By her own admission, Mikiko Hara’s new photo book These Are Days (2014) is about “nowhere” as much is it is about “everywhere”—a vague landscape of people whose sense of place is constantly interrupted by an apparent state of introspection.
Staying out of the “picture,” but inadvertently drawn into it, Hara’s camera, which “grasps and slowly scoops up things,” turns even the sky she sees into a character all of its own. To quote the American novelist Richard Brautigan, “The sky was blue. It was the blue of human eyes, waiting for something to happen.”
Hara was born in 1967 in Toyama Prefecture, Japan, graduating from Keio University’s Faculty of Literature in 1990, where she studied art history and theory. Although her thesis was on film theory, she spent a lot of time distracted from her studies and attending theatre groups outside of the university. This uncharacteristically led her to enroll in a photographic course at the Tokyo College of Photography, the prestigious vocational school from which she graduated in 1994, and then again as a research student in 1996.
While the independent theatre of late 1980s Japan was subversive in presence and low key in style, Hara always felt drawn to the stage and “people whose atmosphere can’t be easily described; their attractiveness that can’t be reduced to a simple word.”
But, while she found the expectation of acting to be awkward and mysterious, her reactions to it yielded more intriguing results—unpremeditated and un-affecting like her “camera eye.” A method of quiet observation ultimately influenced her in more ways than film and theatre ever could.
With this in mind, the focus of Hara’s book is as much about her role as an observer as it is as a photographer—sandwiched between her subject of interest and the images she makes. Although entirely theoretical, for the artist the camera simply gets in the way of what is seen. So, she avoids looking through it entirely, taking pictures while imagining the camera not being there. Her old 6×6 Ikonta camera is held away from her eye, and she judges speed and exposure on past experience alone. Later, she test-prints images at home in her darkroom and then passes them onto a lab for enlargement. Only then does she get a sense of what her images collectively look like, when on a wall or in the pages of a book, such as with These Are Days.
Book designer Kazunari Hattori’s wonderfully mute yet telling art direction matches Hara’s photography, page for page, with both paper weight and thickness that are tactile and memorable, stapled together with the dexterity of explicit intent.
But what of the book’s final outcome? The representation of people she doesn’t know, or knows little of, and the wider landscape they’re found within? Though possibly local to her and where she lives, could they be seen as people entirely removed and almost alien?
When wandering recently through the corridors of London’s National Portrait Gallery, I wondered whether the relatively modern term of “snapshot”—often used to describe Hara’s works—had in fact been with us for much longer, and whether or not it applied to more than photography itself, considering its modern use to describe a slight-of-hand photographic technique?
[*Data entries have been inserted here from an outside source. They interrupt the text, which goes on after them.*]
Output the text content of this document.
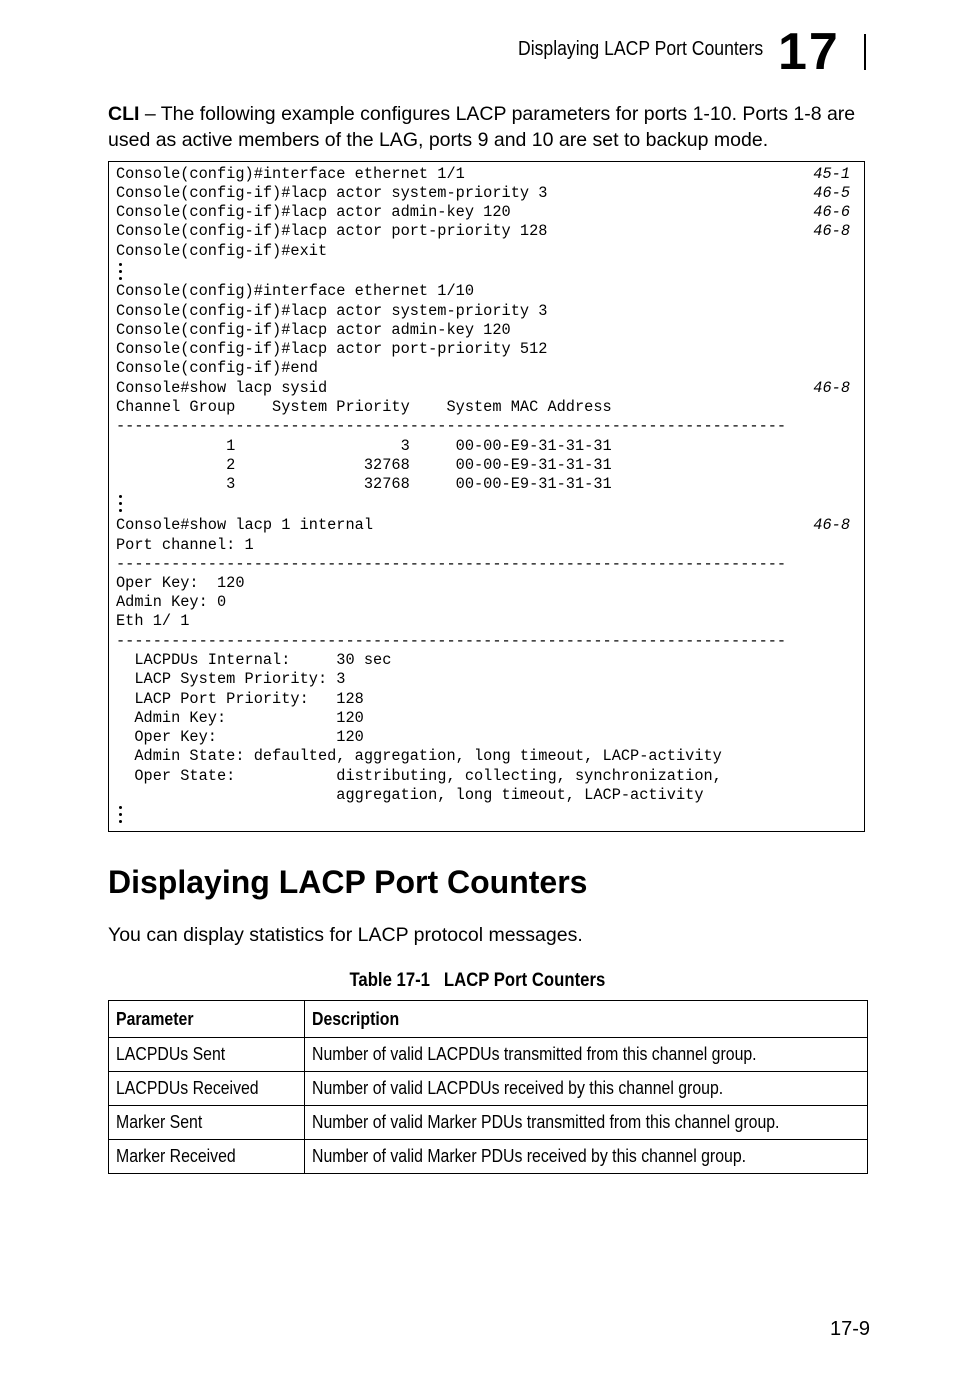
Displaying LACP Port Counters 17
CLI – The following example configures LACP parameters for ports 1-10. Ports 1-8 are used as active members of the LAG, ports 9 and 10 are set to backup mode.
Console(config)#interface ethernet 1/1	45-1
Console(config-if)#lacp actor system-priority 3	46-5
Console(config-if)#lacp actor admin-key 120	46-6
Console(config-if)#lacp actor port-priority 128	46-8
Console(config-if)#exit
Console(config)#interface ethernet 1/10
Console(config-if)#lacp actor system-priority 3
Console(config-if)#lacp actor admin-key 120
Console(config-if)#lacp actor port-priority 512
Console(config-if)#end
Console#show lacp sysid	46-8
Channel Group    System Priority    System MAC Address
-------------------------------------------------------------------------
1                  3     00-00-E9-31-31-31
2              32768     00-00-E9-31-31-31
3              32768     00-00-E9-31-31-31
Console#show lacp 1 internal	46-8
Port channel: 1
-------------------------------------------------------------------------
Oper Key:  120
Admin Key: 0
Eth 1/ 1
-------------------------------------------------------------------------
LACPDUs Internal:     30 sec
LACP System Priority: 3
LACP Port Priority:   128
Admin Key:            120
Oper Key:             120
Admin State: defaulted, aggregation, long timeout, LACP-activity
Oper State:           distributing, collecting, synchronization,
aggregation, long timeout, LACP-activity
Displaying LACP Port Counters
You can display statistics for LACP protocol messages.
Table 17-1   LACP Port Counters
Parameter	Description
LACPDUs Sent	Number of valid LACPDUs transmitted from this channel group.
LACPDUs Received	Number of valid LACPDUs received by this channel group.
Marker Sent	Number of valid Marker PDUs transmitted from this channel group.
Marker Received	Number of valid Marker PDUs received by this channel group.
17-9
British artist Grayson Perry’s current show at the Portrait Gallery, entitled “Who Are You?,” makes a case for reimagining the past and present through images of faces and figures from both. Hara, in this respect, is more timeless; she’s not uninterested in simply stating what “today” or the everyday looks like, despite her scrutinous observation of both. Perry’s images and objects are distinct and particular, as are the marble and canvas works in the Portrait Gallery; on the contrary, Hara moves through a territory that is fluid, temperamental and less-pronounced.
There’s something wonderfully absent about These Are Days, as if a question mark hovers over every page. The book connects photographs by how they simultaneously seem to follow one other and don’t: a young man on a train paired with an expanse of sulphur quarry, releasing smoke like a primordial crag; young women dressed in kimono facing a burning pyre; and schoolgirls looking out beyond a balcony with one turning to face an old, bedridden man.
Whether images on either side of each page spread are paired or not doesn’t really matter. The fact that a potential connection exists is a gift enough. And what of the book’s front cover? Looking through the overgrowth of wild hedgerow, the sans-serif title is as fragmented as the images inside—clue-like fragments that promise much more within.
Hara is happy to leave the question of her subjects’ origin unanswered. Perhaps she doesn’t know or simply can’t remember. Either way, turning the pages of These Are Days is an experience of patience and observation—one best read in blissful ignorance.
These Are Days (2014) by Mikko Hara is published by Osiris.